Gli autori hanno quindi scelto la
strada giusta adottando uno stile documentaristico e ispirandosi alle atmosfere
“Stalker”, prediligendo colori freddi e lunghe azioni senza dialogo, pur
mantenendo un ritmo narrativo comprensibile a un pubblico occidentale. Questo
equilibrio nella rappresentazione di una vicenda sovietica da parte di
sceneggiatori, registi e attori occidentali non è scontato, perché se da una
parte era necessario soddisfare il pubblico di HBO, altrettanto attraente era
la prospettiva di superare il dato narrativo e storico, cosa che in parte
avviene, soprattutto nella ricostruzione dei primi minuti successivi
all'esplosione, nelle carrellate sui paesaggi che conservano un'apparente, disturbante normalità. Solo
talvolta, impercettibilmente quasi, l'equilibrio si spezza, qualcosa non torna
in una situazione o in un tempo, un'inquadratura. Sono momenti, particolari, in
generale tutto tiene alla perfezione, grazie a un lavoro di regia, scrittura,
fotografia e montaggio fenomenali e alla bravura degli attori, tra cui i tre
protagonisti Jared Harris (Legasov), Stellan Skarsgard (Shcherbina) che tra
l'altro si candida come possibile interprete di
Boris Ieltsin in un futuro film, e la magnifica Emily Watson (Khomyuk).

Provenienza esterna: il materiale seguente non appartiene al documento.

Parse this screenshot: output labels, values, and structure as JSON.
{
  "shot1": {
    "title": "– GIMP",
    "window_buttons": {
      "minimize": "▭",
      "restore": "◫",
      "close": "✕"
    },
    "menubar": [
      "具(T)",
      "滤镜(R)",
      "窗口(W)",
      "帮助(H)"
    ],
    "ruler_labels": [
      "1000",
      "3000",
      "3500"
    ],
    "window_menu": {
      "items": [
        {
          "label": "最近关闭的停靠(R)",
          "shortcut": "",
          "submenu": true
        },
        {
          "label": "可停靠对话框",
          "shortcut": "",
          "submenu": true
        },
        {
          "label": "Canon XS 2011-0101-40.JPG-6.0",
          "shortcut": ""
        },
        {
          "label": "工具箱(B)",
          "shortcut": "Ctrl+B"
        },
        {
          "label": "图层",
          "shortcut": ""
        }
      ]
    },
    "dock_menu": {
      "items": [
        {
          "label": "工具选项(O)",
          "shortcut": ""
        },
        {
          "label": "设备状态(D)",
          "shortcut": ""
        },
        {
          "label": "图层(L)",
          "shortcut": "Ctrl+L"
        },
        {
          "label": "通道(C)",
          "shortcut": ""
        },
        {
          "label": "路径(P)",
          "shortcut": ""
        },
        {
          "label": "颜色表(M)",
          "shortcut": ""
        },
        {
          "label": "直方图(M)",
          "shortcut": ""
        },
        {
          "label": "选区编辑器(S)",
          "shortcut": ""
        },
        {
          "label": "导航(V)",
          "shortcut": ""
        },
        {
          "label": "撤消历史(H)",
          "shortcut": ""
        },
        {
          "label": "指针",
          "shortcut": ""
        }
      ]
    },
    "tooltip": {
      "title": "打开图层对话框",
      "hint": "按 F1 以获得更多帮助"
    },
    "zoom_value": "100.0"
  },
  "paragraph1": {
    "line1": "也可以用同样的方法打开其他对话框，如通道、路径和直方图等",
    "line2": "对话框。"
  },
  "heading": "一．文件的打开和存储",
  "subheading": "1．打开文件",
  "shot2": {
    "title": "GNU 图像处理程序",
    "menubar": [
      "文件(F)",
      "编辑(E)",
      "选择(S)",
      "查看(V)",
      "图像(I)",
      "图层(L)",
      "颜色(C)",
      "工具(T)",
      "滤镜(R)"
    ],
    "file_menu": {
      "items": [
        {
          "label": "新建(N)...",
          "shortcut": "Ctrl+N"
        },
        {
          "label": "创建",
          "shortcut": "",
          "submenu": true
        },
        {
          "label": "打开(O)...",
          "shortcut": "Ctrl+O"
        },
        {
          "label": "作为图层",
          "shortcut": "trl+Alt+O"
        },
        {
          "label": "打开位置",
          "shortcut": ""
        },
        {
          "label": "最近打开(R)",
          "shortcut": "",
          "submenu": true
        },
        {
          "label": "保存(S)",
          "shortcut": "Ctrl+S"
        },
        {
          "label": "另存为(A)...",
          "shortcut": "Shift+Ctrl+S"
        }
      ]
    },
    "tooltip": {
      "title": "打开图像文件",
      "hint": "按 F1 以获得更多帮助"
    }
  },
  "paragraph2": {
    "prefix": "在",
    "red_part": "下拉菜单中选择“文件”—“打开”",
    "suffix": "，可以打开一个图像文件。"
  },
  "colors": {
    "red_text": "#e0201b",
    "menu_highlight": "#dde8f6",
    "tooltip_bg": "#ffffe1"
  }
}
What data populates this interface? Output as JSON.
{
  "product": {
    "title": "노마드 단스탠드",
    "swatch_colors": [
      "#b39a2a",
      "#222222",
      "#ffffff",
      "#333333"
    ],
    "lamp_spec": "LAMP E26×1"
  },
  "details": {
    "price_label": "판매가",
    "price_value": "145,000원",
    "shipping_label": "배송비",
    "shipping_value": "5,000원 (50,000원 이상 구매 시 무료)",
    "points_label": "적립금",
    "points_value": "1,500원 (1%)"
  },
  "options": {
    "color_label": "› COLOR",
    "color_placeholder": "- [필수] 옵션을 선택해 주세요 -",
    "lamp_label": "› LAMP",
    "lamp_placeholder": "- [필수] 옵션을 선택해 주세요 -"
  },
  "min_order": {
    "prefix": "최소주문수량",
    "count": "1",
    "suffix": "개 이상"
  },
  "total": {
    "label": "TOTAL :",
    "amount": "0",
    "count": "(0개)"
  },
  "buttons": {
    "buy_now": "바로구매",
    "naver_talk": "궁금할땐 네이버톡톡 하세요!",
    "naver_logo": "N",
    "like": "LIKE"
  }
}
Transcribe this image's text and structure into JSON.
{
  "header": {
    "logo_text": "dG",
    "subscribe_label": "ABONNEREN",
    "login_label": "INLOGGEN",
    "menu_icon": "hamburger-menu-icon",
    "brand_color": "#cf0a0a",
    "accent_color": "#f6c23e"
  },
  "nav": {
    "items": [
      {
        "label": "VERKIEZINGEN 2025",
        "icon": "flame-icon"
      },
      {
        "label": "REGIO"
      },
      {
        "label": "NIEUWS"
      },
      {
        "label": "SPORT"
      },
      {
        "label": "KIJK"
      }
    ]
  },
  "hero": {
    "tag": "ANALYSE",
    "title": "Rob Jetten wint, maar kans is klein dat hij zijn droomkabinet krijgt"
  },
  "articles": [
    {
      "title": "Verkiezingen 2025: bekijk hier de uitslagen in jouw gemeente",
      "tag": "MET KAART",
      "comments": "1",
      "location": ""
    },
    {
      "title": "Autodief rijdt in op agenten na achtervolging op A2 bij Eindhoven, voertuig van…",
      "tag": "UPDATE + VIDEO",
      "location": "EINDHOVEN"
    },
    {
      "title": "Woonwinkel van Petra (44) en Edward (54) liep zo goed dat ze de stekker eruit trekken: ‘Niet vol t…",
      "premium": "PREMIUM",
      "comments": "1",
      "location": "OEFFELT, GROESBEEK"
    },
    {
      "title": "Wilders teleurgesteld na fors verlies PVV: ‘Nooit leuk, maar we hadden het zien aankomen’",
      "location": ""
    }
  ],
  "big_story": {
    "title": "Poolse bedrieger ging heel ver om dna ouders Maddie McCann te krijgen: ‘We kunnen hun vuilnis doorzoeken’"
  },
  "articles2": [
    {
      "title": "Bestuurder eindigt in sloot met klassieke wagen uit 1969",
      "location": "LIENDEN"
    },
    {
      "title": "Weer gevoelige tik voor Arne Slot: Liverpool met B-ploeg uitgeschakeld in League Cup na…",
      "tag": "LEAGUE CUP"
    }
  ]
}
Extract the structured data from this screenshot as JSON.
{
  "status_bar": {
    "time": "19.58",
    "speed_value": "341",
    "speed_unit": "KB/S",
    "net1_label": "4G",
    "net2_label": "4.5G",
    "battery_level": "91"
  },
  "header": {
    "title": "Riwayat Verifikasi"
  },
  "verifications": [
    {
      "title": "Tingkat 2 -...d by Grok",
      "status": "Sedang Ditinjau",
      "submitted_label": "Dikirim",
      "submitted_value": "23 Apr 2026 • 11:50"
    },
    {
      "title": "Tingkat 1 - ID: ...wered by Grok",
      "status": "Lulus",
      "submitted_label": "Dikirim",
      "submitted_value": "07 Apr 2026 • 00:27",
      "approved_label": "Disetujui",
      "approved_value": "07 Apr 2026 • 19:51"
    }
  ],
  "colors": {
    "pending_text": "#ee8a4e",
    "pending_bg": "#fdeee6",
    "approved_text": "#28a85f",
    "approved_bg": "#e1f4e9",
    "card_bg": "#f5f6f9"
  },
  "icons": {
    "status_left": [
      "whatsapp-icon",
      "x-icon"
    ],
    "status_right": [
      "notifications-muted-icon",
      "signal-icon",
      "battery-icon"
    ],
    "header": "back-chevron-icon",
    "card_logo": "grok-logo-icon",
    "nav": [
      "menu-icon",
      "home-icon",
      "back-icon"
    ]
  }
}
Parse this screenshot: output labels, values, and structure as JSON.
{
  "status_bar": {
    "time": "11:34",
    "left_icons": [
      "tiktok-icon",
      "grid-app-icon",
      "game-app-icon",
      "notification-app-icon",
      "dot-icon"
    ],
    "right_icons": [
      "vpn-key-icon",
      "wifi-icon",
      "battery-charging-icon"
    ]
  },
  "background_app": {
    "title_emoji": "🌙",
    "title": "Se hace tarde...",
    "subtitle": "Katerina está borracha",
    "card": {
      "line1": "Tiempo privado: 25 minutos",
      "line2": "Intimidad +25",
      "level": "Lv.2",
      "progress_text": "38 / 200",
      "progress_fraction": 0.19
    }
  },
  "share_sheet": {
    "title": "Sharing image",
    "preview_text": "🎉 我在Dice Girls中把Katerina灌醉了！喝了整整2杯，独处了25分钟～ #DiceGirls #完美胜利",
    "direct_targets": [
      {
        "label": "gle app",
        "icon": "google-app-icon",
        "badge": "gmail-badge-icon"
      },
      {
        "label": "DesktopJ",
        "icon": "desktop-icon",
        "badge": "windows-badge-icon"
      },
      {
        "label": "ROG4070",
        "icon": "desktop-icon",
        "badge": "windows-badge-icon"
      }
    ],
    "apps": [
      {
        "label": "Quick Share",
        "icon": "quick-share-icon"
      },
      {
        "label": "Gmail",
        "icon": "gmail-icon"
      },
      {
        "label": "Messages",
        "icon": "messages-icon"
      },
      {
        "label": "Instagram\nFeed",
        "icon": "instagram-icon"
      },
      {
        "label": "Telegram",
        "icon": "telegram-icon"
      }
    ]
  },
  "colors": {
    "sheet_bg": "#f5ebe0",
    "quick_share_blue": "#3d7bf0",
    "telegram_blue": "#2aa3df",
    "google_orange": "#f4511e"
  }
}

I punti deboli della serie
vengono a galla nell'ultimo episodio, in cui si ricostruisce il processo che
consegnò tre colpevoli (pur colpevoli) alla storia assolvendo tuttavia lo Stato
Sovietico. Nella puntata che vuole essere la vera chiave di lettura
dell'accaduto, l'azione avrebbe potuto essere dilatata dando una lettura
soggettiva e globale (filosofica?) alla vicenda e alle sue conseguenze, ma viene compressa e si resta davvero un po'
delusi da una conclusione tutto sommato frettolosa. Gli eventi della notte del
26 aprile 1986, prima di quel momento solo frammenti quasi sconnessi, vengono
ordinati e -come in un telefilm poliziesco- finalmente collegati tra loro. Cosa
e perché è successo, chi siano i responsabili: il racconto di Legasov è una
sequenza costruita con un montaggio magnifico e la sua esposizione dei fatti ai
giudici un brillante esempio di come si possa rendere comprensibile un
argomento complicato all'interno di una narrazione. Ma quando Legasov arriva a
denunciare le mancanze del governo
Sovietico, forse il pragmatismo prende il sopravvento. Sarebbe stato quello, a
mio parere, il momento per osare e far partecipare completamente lo spettatore
al dramma di Legasov, consapevole delle conseguenze della sua denuncia
pubblica. Si è scelta invece una
conclusione abbastanza rapida, lasciando il discorso sulla Verità di Legasov
come un aforisma quasi retorico (e non lo era).
Nella conclusione, quasi a
completamento di questo finale, vengono raccontate con foto e didascalie le
sorti dei protagonisti e scopriamo che Ulana Khomyuk è in realtà un personaggio
creato per rappresentare tutti gli scienziati che lavorarono con Legasov e
cercarono la verità sull'esplosione del reattore di Chernobyl. Saperlo a
posteriori è un'ulteriore delusione, perché se fosse stato esplicitato, il
personaggio avrebbe potuto assumere a pieno titolo la funzione di Coro Greco.
“Chernobyl” è comunque un
capolavoro e un successo per chi l'ha creata , riuscendo a imporre temi,
personaggi e ritmi decisamente non consueti nella televisione contemporanea,
con una produzione capace davvero di suscitare forti sentimenti nel pubblico.